Prompt sensitivity analyzer
Two prompts can look almost identical yet behave completely differently because one word is doing all the work. The classic way to find that word is ablation: remove one piece at a time and see how much the result changes. If deleting a phrase barely moves the output, it is decorative; if the output swings wildly, that phrase is load-bearing and worth protecting. This tool automates the ablation loop against your own model using your own API key.
How it works
First the tool sends your complete prompt and records the baseline output. Then it splits your prompt into candidate phrases — sentences and clauses — and, for each one, sends a version of the prompt with that phrase removed. It compares each ablated output to the baseline with a character-level similarity ratio and reports the shift (one minus similarity) as a percentage. Phrases are ranked so the most influential ones rise to the top. Everything runs client side: your key and prompts go straight to OpenAI or Anthropic, never through a server.
What ablation analysis tells you
Prompt ablation is borrowed from the machine learning research practice of systematically removing components to measure their individual contribution. Applied to prompt engineering, it answers a question that is otherwise very hard to answer: which part of my prompt actually matters?
Long, carefully constructed prompts often carry dead weight — instruction clauses added defensively, elaborations that felt important when writing but turn out to have no effect on the output, or constraints that the model already follows without being told. Ablation surfaces these so you can trim them.
Conversely, ablation also reveals fragile dependencies: a phrase that looks like optional context turns out to be the anchor that keeps the rest of the prompt coherent. Removing it collapses the output even though nothing about the phrase looks critical.
How to read the shift scores
The shift score for each phrase is the decrease in similarity between the baseline output and the ablated output. A shift of near 0% means removing that phrase had virtually no effect — the phrase is probably safe to cut. A shift above roughly 30–40% means the output changed substantially — that phrase is doing significant work.
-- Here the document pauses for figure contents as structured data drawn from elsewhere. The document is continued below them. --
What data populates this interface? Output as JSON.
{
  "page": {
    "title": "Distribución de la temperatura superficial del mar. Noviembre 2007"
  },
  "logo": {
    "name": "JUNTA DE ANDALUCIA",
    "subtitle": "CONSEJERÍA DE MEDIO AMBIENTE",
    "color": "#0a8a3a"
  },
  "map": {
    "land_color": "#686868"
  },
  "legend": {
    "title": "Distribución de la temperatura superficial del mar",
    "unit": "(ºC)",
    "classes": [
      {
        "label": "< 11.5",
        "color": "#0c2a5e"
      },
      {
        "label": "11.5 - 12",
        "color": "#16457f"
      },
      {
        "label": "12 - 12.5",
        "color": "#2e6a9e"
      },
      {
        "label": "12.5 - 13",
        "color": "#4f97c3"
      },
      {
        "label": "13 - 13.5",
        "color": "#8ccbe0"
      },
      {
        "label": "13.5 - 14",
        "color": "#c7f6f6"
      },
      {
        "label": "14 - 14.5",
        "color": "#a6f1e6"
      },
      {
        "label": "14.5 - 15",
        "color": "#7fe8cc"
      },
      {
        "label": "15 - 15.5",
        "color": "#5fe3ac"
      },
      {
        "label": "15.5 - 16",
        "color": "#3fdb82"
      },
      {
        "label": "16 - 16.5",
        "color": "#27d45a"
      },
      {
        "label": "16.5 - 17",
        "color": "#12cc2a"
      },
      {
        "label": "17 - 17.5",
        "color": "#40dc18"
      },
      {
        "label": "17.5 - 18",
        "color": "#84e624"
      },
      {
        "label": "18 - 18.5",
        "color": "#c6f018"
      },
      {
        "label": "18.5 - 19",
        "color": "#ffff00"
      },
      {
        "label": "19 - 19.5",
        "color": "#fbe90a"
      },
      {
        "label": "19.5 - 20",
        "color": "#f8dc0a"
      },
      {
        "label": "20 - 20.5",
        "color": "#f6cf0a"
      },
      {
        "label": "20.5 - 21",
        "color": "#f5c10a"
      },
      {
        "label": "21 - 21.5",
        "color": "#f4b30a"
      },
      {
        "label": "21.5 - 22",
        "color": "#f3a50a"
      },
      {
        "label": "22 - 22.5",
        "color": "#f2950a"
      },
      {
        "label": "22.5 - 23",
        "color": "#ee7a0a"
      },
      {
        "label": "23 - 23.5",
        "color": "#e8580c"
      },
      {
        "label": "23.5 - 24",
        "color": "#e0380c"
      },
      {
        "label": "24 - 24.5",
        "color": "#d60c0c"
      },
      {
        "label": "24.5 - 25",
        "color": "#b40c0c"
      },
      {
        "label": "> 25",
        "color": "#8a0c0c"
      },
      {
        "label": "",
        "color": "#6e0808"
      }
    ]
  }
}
Shift scores are relative and contextual, not absolute thresholds. A 50% shift on a short factual task (where a small change flips the answer completely) means something different than a 50% shift on a long narrative task (where the model rewrote one paragraph). Always read the actual outputs alongside the scores.
Example scenario
Suppose you have a system prompt for a customer support bot with these clauses:
- “You are a helpful support agent for Acme Inc.”
- “Always respond in English.”
- “Do not discuss competitor products.”
- “Reply in a friendly, professional tone.”
- “If you do not know the answer, say so and offer to escalate.”
Running the ablation might show:
- Clause 1: high shift (the role definition anchors everything)
- Clause 2: low shift if all test inputs are in English already
- Clause 3: high shift only when test inputs mention competitors
- Clause 4: low shift if the baseline tone is already appropriate
- Clause 5: moderate shift, depending on the test questions used
This tells you clause 1 and 3 are load-bearing; clauses 2 and 4 may be safely cut if your users only write in English and the model’s default tone is already appropriate.
Tips and notes
- Lower the temperature first. LLMs are stochastic, so a high temperature adds noise that masks the real effect of an ablation. Steadier output makes the sensitivity scores more trustworthy.
- Run it more than once. A single pass is indicative. If a phrase scores high across several runs, you can be confident it is genuinely load-bearing.
- Watch your token spend. The tool fires one request per phrase plus a baseline, all on your account. Keep test prompts short while you learn the pattern.
- Act on the findings. Tighten or pin the high-shift phrases, and consider trimming the near-zero ones — they are adding length and cost without changing behavior.